Le revenu universel est sérieusement envisagé
Longtemps confiné aux discussions techniques entre économistes,
psychologues et philosophes malgré différentes expérimentations concluantes, le revenu universel
avait fait irruption dans le débat public français lors de l'élection
présidentielle de 2017, suite à l'une des propositions du candidat Benoît Hamon. Sa mise en place revient en 2020 sur le devant de la scène (ou de l’Anthropocène, c’est selon) afin
de contrecarrer les conséquences dramatiques de la crise sanitaire sur les
populations et d'enclencher sérieusement la transition écologique. Le 5 avril
2020, la ministre espagnole de l'économie, Nadia Calvino, a annoncé être en train de réfléchir à la mise en place d'un
revenu universel « le plus rapidement possible » et d'en faire « un
instrument structurel et permanent ». Quel rapport avec le mouvement maker,
me direz-vous ? Construire, bâtir, modeler, réparer requiert du temps libre.

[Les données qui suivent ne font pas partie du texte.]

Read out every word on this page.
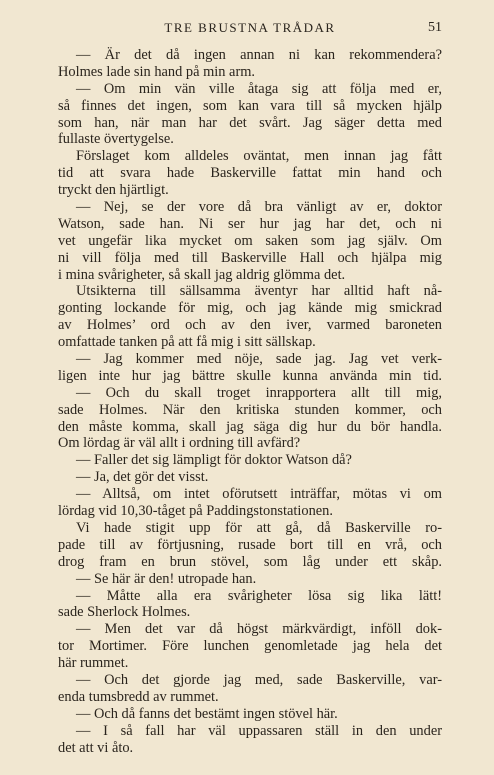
TRE BRUSTNA TRÅDAR	51
— Är det då ingen annan ni kan rekommendera?
Holmes lade sin hand på min arm.
— Om min vän ville åtaga sig att följa med er,
så finnes det ingen, som kan vara till så mycken hjälp
som han, när man har det svårt. Jag säger detta med
fullaste övertygelse.
Förslaget kom alldeles oväntat, men innan jag fått
tid att svara hade Baskerville fattat min hand och
tryckt den hjärtligt.
— Nej, se der vore då bra vänligt av er, doktor
Watson, sade han. Ni ser hur jag har det, och ni
vet ungefär lika mycket om saken som jag själv. Om
ni vill följa med till Baskerville Hall och hjälpa mig
i mina svårigheter, så skall jag aldrig glömma det.
Utsikterna till sällsamma äventyr har alltid haft nå-
gonting lockande för mig, och jag kände mig smickrad
av Holmes’ ord och av den iver, varmed baroneten
omfattade tanken på att få mig i sitt sällskap.
— Jag kommer med nöje, sade jag. Jag vet verk-
ligen inte hur jag bättre skulle kunna använda min tid.
— Och du skall troget inrapportera allt till mig,
sade Holmes. När den kritiska stunden kommer, och
den måste komma, skall jag säga dig hur du bör handla.
Om lördag är väl allt i ordning till avfärd?
— Faller det sig lämpligt för doktor Watson då?
— Ja, det gör det visst.
— Alltså, om intet oförutsett inträffar, mötas vi om
lördag vid 10,30-tåget på Paddingstonstationen.
Vi hade stigit upp för att gå, då Baskerville ro-
pade till av förtjusning, rusade bort till en vrå, och
drog fram en brun stövel, som låg under ett skåp.
— Se här är den! utropade han.
— Måtte alla era svårigheter lösa sig lika lätt!
sade Sherlock Holmes.
— Men det var då högst märkvärdigt, inföll dok-
tor Mortimer. Före lunchen genomletade jag hela det
här rummet.
— Och det gjorde jag med, sade Baskerville, var-
enda tumsbredd av rummet.
— Och då fanns det bestämt ingen stövel här.
— I så fall har väl uppassaren ställ in den under
det att vi åto.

C'est exactement l'un des objectifs du revenu universel : séparer « le temps contraint pour gagner sa vie et le temps libre pour réaliser son
humanité ». Certes, des obstacles persistent : la
pérennisation et la complétion des cartographies et des réseaux de makers nés
dans le cadre de la crise sanitaire, comme cette carte Google Maps, le réseau COVID Initiatives ou la
plateforme Covid 3D ;
la démocratisation des formations, passage obligé selon Nicolas Bard, fondateur
de Make ICI ; l'édiction de
normes et de standards en termes de matériaux et de modes de production. Mais
cette crise aura au moins le mérite de lancer des discussions sur
l'industrialisation de certaines solutions, chose encore difficilement
imaginable il y a quelques semaines à peine.